Von einem akademischen Standpunkt aus gesehen ist diese Lösung alles andere als befriedigend, allerdings muß fairerweise angemerkt werden, daß in der Praxis der Großteil aller Zugriffe Leseoperationen sind und echte Schreibkonflikte im Alltagsbetrieb eher unwahrscheinlich sind. Außerdem erfolgt die Konfliktbehandlung nicht auf Objekt-, sondern auf Attributebene, was die potentielle Kollisionsgefahr nochmals verringert.

Verzeichnis regelt die Programminstallation

Im Rahmen von Microsofts Zero Administration Initiative wurde das Active Directory mit Funktionen versehen, die die Total Cost of Ownership (TCO) reduzieren sollen. Dazu zählen etwa die Möglichkeit, vom Benutzer benötigte Anwendungen automatisch zu installieren und zu konfigurieren, die dynamische Verwendung von im gesamten Verzeichnis angebotenen Diensten und die oben beschriebene Erweiterbarkeit des Schemas. Natürlich müssen alle Anwendungen, die diese Funktionalität verwenden, für die Interoperation mit dem Active Directory programmiert worden sein. Ältere Software muß weiterhin von Hand oder mit herkömmlichen Methoden wie beispielsweise dem Systems Management Server administriert werden.

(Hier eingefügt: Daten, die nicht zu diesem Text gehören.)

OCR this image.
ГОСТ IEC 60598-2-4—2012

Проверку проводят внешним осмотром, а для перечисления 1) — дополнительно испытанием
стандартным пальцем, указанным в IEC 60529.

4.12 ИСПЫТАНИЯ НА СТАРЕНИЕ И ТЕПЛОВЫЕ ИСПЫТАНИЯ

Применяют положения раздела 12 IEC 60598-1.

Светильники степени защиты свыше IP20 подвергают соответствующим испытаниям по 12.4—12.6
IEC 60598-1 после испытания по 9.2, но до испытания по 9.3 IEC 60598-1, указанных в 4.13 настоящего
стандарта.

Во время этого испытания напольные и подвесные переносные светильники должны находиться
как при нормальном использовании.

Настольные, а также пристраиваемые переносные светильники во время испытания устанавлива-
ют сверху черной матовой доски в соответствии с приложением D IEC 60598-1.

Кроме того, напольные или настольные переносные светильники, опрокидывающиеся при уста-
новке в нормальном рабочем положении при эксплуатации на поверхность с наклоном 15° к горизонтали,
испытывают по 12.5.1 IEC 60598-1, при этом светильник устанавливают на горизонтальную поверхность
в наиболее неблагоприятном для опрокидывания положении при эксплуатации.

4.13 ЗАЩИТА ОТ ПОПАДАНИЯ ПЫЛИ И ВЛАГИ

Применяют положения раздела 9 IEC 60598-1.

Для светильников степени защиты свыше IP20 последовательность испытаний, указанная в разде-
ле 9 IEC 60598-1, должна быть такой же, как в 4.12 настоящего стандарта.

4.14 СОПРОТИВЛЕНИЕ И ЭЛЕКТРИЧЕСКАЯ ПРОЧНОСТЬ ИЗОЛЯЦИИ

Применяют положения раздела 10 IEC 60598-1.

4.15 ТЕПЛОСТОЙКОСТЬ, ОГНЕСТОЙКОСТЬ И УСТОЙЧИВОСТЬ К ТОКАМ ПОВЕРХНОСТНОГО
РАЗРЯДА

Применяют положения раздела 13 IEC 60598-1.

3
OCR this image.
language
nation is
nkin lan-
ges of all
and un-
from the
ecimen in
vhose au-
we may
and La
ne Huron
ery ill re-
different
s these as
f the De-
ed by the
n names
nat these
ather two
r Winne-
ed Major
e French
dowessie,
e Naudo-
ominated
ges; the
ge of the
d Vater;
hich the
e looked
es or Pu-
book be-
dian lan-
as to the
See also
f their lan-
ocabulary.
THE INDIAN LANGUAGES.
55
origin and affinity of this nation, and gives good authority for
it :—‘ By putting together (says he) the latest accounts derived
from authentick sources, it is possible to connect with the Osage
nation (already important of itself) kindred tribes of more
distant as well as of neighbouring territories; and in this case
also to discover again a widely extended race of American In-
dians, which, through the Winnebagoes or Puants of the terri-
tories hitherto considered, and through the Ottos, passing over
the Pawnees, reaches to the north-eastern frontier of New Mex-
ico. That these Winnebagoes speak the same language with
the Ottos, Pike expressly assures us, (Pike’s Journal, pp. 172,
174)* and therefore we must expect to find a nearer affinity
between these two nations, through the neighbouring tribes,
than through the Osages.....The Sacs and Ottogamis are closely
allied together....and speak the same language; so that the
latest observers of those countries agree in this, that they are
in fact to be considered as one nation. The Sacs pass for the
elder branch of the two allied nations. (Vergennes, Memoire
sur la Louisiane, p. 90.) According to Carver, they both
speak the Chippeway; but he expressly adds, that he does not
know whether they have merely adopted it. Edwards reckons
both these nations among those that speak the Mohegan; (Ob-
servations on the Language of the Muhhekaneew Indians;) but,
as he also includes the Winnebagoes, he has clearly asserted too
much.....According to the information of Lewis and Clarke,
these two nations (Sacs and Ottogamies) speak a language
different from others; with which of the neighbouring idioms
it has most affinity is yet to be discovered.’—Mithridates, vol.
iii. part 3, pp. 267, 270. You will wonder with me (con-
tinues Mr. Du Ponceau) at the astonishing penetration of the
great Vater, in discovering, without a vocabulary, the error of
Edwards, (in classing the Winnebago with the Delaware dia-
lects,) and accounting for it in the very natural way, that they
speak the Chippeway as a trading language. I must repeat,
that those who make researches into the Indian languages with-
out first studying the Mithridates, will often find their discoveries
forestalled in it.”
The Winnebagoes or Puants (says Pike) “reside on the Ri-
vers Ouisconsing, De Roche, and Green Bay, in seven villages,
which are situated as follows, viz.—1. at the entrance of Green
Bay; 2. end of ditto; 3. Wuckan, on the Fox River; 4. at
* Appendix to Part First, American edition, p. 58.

Active Directory soll abwärtskompatibel sein

Ursprüngliche Befürchtungen, daß Microsoft in der NT-Welt keinen Stein mehr auf dem anderen läßt, haben sich nicht bewahrheitet. Windows 2000 kann in einem abwärtskompatiblen Modus gefahren werden, so daß in einer Installation alte und neue Systeme koexistieren können. Den vollen Funktionsumfang des Active Directory kann man aber nur ausschöpfen, wenn das gesamte Netz auf Windows 2000 umgestellt wird. Wie jedes andere System-Update bringt eine solche Umstellung natürlich auch einige Nachteile mit sich, von dem damit verbundenen Arbeitsaufwand ganz zu schweigen.

Ob das Active Directory bei den einzelnen Benutzergruppen - Entwickler, Administratoren und Anwender - auf uneingeschränkte Begeisterung stoßen wird, muß sich zeigen. Dies hängt nicht zuletzt von der Qualität der Implementierung ab, die Grundkonzepte sind jedenfalls vielversprechend.

Angeklickt

Der hierarchisch organisierte Verzeichnisdienst "Active Directory" soll das häufig kritisierte, flache Domänenmodell von Windows NT ersetzen. Er verwaltet nicht nur Benutzer und Netzressourcen, sondern spielt auch eine wichtige Rolle für das Applikations- Management. Als Grundlage für das neue Verzeichnis dienen offene Standards wie X.500, LDAP, DNS oder Kerberos. Die Akzeptanz des Active Directory wird nicht zuletzt von dessen technischer Qualität abhängen.

*Michael Beigl ist wissenschaftlicher Mitarbeiter am Telecooperation Office an der Uni Karlsruhe. Christian Segor ist Mitarbeiter am Telecooperation Office an der Uni Karlsruhe.